For the rest of us, there’s divorce. That process gets started in a totally different mindset, with a totally different foundation. You might not realize what that foundation is at first… But you know something is different. That person you were once madly in love with is now secretly meeting with an attorney while you’re away at work. The partner who used to show only passing interest in the specifics of your family’s investments and portfolio valuations is now printing out copies of statements so fast you can barely keep up with the demands for more paper and toner cartridges. And that “love of your life” is now asking real estate agents what they think they could get for your family home – the home you’ve been making all the payments on for years. If you’re the higher earner of the two, you are now in a world dominated by emotions and uncertainty, all swirling around one of the most variable factors in a contentious divorce – money.
When my own marriage unraveled, I was caught off guard by my wife who (as it turned out) had been secretly planning her maneuver for over 3 years before finally pulling the trigger. The surprise bombshell of divorce brought with it heartbreak, fear of losing my children, wondering where I/we’d be living, how would I be able to keep it together at work, and a thousand other mental tsunamis flooding out my ability to see and think clearly. Only once the initial chaos subsided a bit did I realize how foolish I had been to miss some core truths about love and life.

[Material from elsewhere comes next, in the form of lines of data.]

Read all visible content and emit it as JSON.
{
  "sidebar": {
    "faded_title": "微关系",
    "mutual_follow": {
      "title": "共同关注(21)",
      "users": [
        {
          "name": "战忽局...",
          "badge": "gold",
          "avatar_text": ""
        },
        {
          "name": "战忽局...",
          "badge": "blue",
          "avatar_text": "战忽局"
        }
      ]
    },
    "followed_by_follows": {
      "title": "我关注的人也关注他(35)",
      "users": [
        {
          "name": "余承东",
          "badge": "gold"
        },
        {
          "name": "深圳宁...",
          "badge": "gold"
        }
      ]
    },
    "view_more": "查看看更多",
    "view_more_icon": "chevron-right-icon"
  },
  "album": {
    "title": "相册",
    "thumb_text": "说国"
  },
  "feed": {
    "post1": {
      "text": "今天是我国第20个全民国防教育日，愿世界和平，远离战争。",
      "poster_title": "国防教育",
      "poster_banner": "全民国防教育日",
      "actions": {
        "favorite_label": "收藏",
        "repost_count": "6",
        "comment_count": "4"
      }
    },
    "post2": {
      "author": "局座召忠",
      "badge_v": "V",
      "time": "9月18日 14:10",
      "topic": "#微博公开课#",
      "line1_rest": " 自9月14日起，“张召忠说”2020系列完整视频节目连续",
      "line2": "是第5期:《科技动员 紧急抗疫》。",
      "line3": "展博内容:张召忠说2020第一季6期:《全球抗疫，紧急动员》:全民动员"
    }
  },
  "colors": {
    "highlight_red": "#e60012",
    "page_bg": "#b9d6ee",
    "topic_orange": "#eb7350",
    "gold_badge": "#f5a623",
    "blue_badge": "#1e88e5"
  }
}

I still remember it clearly – that first meeting alone with my attorney and a financial planner who specializes in divorce. I had my laptop open, browser tabs landed squarely on each of my banks and brokerage services, printing things out to .PDF files and emailing them to people sitting 3 feet away from me at the same table. My head was spinning and I felt nauseous. It was bad enough that someone I loved was leaving and the biggest relationship of my life was ending. But now here I was – fanning away the clouds of smoke and getting a better idea of how big the fire she set really was – and how much money was going to go up in flames as a result of this process.
My financial advisor could tell I was getting overwhelmed. A calm and measured man who spoke slowly and softly, without any emotion on display – he said only 6 words: “I will not let you sink.”

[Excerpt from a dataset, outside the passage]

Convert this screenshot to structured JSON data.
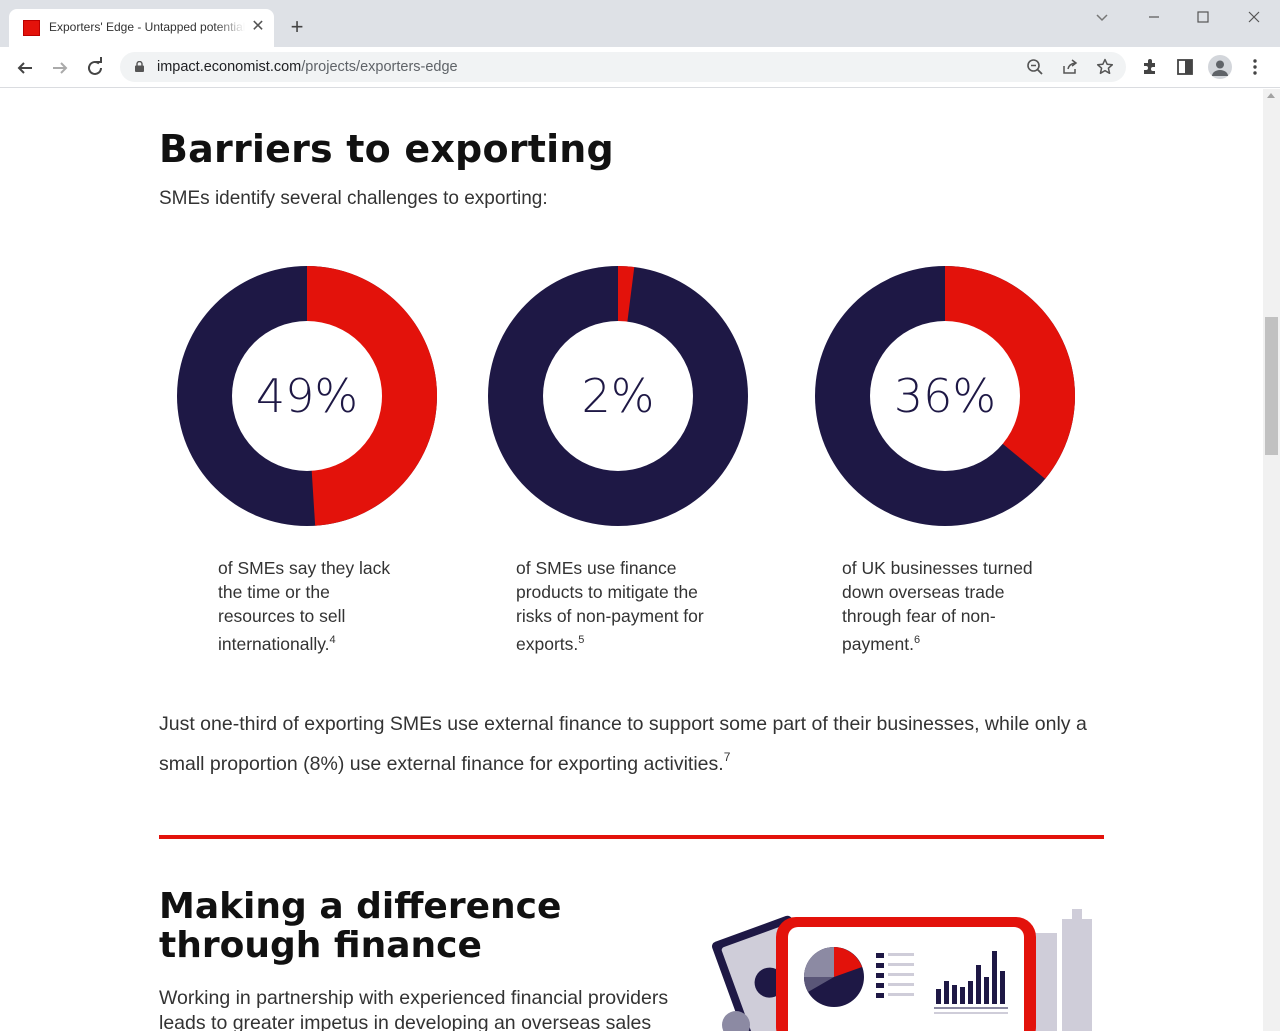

I then turned to my attorney with a weak shrug, trying to get her read on things. Her response was only 2 words longer in length, but carried far more gravity: “Marriage is about love. Divorce is about money.”
I let that little nugget of truth sink in for the next few minutes as my two highly-paid professionals turned their attention back to the collection of statements I had just finished emailing them. I knew my carefully-planned financial landscape was about to get cluster bombed and laid to waste. I had failed to recognize and plan for what is one of the most common causes of financial ruin. And now I was learning life lessons that I had been unwilling to consider years earlier – because I was in love.
Love is a wonderful thing. But it can cloud your judgement, and your vision.
Money is a wonderful thing. But it can cloud your judgement, and your vision.
Never confuse the two, and always remember to keep them in their respective places when you think about their companions – marriage and divorce.